The Early Days of the Semantic Web | SEO by the Sea Archive

In 2003, a paper titled Semantic Search was published by Ramanathan Guha of IBM, Rob McCool of Knowledge Systems Lab at Stanford University, and Eric Miller of W3C and MIT. Their stated goal in the paper was to take technologies such as web services and the Semantic Web and use them to “improve traditional web searching.”

This was written before Ramanathan Guha joined Google, started Google Custom Search Engines, created Google’s version of Trust Rank, and introduced Schema.

A statue on top of a building in Culpeper, Virginia. At least, I hope it was a statue.

A statue on top of a building in Culpeper, Virginia. At least, I hope it was a statue.

I’m working on putting together a history of the Semantic Web at Google. This early look at Semantic Web provides insights from at least one person who played a major role in how the Semantic Web is becoming part of Google search.

A section of the Semantic Search paper introduces four important concepts about Semantic Search that are still around today and are worth thinking about if you do SEO. Before those, though…

Navigational Searches vs.

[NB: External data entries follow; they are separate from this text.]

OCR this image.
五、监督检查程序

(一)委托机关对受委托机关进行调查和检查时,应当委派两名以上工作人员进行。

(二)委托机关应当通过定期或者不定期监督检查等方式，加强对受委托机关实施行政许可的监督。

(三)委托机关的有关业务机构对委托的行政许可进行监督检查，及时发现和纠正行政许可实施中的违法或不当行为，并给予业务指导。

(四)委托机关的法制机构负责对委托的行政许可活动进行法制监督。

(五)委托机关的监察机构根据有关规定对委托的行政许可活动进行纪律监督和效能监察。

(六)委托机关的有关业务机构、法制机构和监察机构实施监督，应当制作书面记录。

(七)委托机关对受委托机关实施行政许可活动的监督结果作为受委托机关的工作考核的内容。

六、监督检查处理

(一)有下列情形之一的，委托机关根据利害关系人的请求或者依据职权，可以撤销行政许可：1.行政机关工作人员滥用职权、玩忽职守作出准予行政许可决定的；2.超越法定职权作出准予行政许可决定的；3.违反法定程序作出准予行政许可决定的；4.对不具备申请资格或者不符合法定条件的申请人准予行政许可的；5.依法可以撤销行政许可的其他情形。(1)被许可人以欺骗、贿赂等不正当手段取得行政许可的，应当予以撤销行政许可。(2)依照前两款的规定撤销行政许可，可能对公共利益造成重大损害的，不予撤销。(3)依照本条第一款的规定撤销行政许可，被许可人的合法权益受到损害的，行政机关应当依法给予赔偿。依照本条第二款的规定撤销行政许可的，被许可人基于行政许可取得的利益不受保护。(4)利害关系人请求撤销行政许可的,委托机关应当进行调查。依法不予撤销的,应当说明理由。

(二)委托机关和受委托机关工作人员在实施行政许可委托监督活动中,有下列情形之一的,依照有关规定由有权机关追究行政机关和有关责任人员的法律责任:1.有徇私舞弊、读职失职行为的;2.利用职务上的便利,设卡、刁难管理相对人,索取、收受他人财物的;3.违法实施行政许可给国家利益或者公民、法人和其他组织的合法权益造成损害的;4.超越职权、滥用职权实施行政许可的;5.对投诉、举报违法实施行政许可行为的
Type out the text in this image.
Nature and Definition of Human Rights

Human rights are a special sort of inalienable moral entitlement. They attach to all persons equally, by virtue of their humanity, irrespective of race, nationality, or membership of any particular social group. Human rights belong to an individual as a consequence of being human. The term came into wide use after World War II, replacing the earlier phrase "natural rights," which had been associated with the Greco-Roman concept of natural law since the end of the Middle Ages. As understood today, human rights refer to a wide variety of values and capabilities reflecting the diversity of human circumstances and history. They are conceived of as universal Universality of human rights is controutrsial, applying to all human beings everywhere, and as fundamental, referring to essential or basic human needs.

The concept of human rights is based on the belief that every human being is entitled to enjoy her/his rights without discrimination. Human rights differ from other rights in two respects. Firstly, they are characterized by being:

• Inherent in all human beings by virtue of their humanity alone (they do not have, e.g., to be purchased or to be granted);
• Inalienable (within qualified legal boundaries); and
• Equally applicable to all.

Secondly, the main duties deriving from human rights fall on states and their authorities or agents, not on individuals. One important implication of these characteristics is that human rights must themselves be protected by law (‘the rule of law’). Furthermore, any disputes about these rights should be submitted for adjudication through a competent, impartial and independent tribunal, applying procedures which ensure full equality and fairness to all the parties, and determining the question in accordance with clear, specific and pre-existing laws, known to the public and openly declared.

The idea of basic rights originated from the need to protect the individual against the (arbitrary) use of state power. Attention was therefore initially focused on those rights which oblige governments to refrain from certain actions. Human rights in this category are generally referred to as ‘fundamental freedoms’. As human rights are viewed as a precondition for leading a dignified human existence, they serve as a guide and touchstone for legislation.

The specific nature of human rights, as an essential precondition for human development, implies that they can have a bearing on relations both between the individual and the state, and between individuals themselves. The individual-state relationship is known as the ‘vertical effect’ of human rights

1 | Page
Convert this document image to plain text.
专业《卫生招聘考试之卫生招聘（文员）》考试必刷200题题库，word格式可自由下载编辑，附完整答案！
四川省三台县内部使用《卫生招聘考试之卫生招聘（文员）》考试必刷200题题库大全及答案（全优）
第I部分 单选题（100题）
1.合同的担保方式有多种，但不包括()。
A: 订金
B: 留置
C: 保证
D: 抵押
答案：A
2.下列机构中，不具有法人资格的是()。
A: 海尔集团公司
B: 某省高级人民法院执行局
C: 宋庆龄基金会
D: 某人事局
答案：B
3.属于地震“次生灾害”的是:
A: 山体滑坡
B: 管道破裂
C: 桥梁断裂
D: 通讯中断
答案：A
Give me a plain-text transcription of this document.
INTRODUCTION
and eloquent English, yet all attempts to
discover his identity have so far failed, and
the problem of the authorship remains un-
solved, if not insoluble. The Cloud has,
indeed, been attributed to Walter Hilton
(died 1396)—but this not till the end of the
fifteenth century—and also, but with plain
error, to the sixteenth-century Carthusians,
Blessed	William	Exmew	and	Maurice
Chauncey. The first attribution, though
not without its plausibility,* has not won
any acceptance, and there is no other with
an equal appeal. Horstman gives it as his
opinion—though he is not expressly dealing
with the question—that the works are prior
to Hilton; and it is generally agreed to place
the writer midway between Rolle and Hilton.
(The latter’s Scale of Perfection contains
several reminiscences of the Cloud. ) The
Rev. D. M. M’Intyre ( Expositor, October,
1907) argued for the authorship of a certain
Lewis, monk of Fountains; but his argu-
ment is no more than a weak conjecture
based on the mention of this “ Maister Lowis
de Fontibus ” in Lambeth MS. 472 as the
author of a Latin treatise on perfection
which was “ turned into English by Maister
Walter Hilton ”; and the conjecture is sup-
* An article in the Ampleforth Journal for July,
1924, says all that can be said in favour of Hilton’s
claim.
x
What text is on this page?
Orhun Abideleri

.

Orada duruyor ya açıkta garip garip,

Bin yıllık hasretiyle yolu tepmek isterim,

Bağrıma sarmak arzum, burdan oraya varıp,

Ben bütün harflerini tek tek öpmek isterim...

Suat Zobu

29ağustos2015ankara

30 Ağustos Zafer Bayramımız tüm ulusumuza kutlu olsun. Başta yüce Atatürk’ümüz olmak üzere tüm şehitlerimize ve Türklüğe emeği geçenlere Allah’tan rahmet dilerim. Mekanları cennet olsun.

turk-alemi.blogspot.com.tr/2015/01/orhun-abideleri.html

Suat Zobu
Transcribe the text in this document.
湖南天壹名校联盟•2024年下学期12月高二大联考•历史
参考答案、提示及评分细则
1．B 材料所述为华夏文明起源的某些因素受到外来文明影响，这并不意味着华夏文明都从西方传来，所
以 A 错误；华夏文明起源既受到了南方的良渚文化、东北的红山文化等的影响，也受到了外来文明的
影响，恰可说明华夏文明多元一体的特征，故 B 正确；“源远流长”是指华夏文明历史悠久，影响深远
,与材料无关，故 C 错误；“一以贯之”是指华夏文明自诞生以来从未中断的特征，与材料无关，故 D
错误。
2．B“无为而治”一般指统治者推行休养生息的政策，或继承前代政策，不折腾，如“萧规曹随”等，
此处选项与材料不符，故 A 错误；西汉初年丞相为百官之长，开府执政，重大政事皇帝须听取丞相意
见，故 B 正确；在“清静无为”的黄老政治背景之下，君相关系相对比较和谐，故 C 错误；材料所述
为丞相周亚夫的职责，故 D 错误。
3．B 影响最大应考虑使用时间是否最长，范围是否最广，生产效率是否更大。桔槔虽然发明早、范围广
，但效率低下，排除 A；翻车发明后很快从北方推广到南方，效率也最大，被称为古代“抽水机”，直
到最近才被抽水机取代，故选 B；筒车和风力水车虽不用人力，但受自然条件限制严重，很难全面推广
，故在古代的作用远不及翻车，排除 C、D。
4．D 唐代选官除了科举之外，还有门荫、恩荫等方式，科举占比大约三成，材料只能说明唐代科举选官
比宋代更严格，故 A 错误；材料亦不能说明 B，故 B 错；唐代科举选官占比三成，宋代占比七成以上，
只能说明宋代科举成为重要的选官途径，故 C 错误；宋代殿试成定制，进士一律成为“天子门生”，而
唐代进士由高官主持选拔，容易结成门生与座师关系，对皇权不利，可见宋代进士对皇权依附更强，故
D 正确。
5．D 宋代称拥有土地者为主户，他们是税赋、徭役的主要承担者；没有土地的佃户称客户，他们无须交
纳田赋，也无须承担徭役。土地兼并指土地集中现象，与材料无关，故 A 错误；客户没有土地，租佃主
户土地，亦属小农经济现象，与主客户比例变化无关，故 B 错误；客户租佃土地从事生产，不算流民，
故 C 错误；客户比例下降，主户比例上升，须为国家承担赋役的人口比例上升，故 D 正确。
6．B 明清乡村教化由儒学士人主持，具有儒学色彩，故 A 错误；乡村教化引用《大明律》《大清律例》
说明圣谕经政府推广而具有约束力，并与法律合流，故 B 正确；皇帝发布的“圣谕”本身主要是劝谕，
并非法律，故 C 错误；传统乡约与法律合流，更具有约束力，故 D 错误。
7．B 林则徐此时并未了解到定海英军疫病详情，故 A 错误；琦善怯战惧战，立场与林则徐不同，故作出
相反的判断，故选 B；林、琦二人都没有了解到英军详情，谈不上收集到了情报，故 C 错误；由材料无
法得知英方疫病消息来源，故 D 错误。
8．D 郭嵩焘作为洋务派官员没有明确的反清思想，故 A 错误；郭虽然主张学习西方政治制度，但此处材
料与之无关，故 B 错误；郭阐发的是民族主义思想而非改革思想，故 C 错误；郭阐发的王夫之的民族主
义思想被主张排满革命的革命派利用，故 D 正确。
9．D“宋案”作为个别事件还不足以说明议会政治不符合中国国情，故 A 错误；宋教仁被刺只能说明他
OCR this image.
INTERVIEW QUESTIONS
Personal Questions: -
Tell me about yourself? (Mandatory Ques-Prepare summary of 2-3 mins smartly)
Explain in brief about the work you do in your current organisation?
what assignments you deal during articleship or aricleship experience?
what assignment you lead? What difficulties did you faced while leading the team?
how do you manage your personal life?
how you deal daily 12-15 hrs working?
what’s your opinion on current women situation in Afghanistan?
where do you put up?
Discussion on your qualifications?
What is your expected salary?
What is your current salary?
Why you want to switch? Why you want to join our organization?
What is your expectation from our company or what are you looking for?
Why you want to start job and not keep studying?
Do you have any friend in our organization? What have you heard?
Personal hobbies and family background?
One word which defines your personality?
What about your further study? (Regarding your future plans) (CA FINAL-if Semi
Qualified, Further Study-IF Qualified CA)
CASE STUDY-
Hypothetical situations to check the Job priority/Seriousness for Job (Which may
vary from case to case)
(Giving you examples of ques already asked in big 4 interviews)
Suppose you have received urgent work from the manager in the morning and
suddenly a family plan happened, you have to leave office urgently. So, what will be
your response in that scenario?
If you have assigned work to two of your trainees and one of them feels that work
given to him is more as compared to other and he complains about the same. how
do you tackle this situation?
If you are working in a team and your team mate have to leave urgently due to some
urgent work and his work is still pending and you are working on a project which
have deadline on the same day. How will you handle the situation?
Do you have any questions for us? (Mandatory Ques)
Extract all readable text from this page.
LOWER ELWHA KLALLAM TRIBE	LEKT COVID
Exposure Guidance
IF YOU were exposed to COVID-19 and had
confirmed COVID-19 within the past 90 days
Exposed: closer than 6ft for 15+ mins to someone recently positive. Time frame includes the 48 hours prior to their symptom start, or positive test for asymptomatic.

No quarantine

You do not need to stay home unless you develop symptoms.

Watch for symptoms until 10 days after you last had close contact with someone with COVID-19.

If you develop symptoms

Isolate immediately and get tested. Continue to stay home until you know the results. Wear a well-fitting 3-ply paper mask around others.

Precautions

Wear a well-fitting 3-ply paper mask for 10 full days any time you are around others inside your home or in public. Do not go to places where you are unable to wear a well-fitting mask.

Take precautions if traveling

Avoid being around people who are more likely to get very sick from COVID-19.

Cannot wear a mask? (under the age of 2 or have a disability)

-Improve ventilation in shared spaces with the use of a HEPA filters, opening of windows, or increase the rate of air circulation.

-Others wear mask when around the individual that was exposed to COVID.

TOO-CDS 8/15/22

Research Searches

Before the paper even gets to those concepts, though, it introduces two different types of searches:

Navigational Searches: In these searches, a searcher submits a phrase or combination of words that are expected to find in documents on the Web. A straightforward, reasonable interpretation of these words is not asked for in terms of denoting a concept. The searcher uses a search engine as a navigational tool to find a particular intended document. This is the goal of most SEO, and the authors of this paper tell us, “We are not interested in this class of searches.”

Research Searches: a searcher provides the search engine with a phrase intended to denote an object about which the user is trying to gather/research information. The searcher doesn’t have a particular document in mind and doesn’t even guess at the existence. The searcher hopes that some documents that provide such answers may exist and will give him/her the information s/he is trying to find. These are the class of searches the authors tell us they are interested in when they use the phrase “Semantic Search.”

Google seems to be evolving towards becoming a search engine that can be useful in helping people with both types of queries.

Here are other elements that the paper tells us that can help us distinguish between the Semantic Web and the HTML Web.

Documents vs. Real-World Objects: – When we think about the HTML web, we think of a web filled with web pages, with pictures, videos, and other documents that a web crawler such as Googlebot might crawl, and use things such as links between them, and the relevance of words that appear upon them or with them or pointing to them (in the anchor text) to rank in search results, and to help us find them.

Unlike the HTML Web, The Semantic Web isn’t a Web of documents, but instead a “Web of relations between resources denoting real-world objects, i.e., objects such as people, places and events.” When something happens to one of these real-world entities, the information about them on the Semantic Web should change. The paper contains a picture of what looks like an early knowledge panel, which was interesting to see:

semantic web early knowledge panel

Human vs Machine Readable Information: – The important point about the Semantic Web is that it contains rich machine-readable information about resources. While most HTML on a web page tells visitors how the page should be displayed on a browser, most of the data on that page is almost all machine-understandable.

Relation between the HTML & Semantic Web: – The document tells us that the Semantic Web is an extension of the current Web, and that “there is a rich set of links from the nodes in the Semantic Web to HTML documents.” The HTML Web and the Semantic Web are supposed to be connected, and they help one another by connecting the two.

This paper was written before markup like Schema was created, and it tells us that while some pages may contain some semantic markup. As I noted at the start of this paper, author R. Guha was the person who officially introduced Schema to the world at Google in the Official Google Blog in 2009 – six years after this paper was published.

The last point raised in the paper is an important one:

Distributed Extensibility: – Different sites may contribute data about a particular resource. Amazon.com may have data about Yo-Yo Ma’s albums. eBay might contain data about auctions related to Yo-Yo Ma. TicketMaster may carry data about his concert schedule. AllMusic has data about where he was born (Paris); none of these sites needs permission from some centralized authority to include information about Yo-Yo Ma. As the paper says, “they can all extend the cumulative knowledge on the Semantic Web about any resource in a distributed fashion.”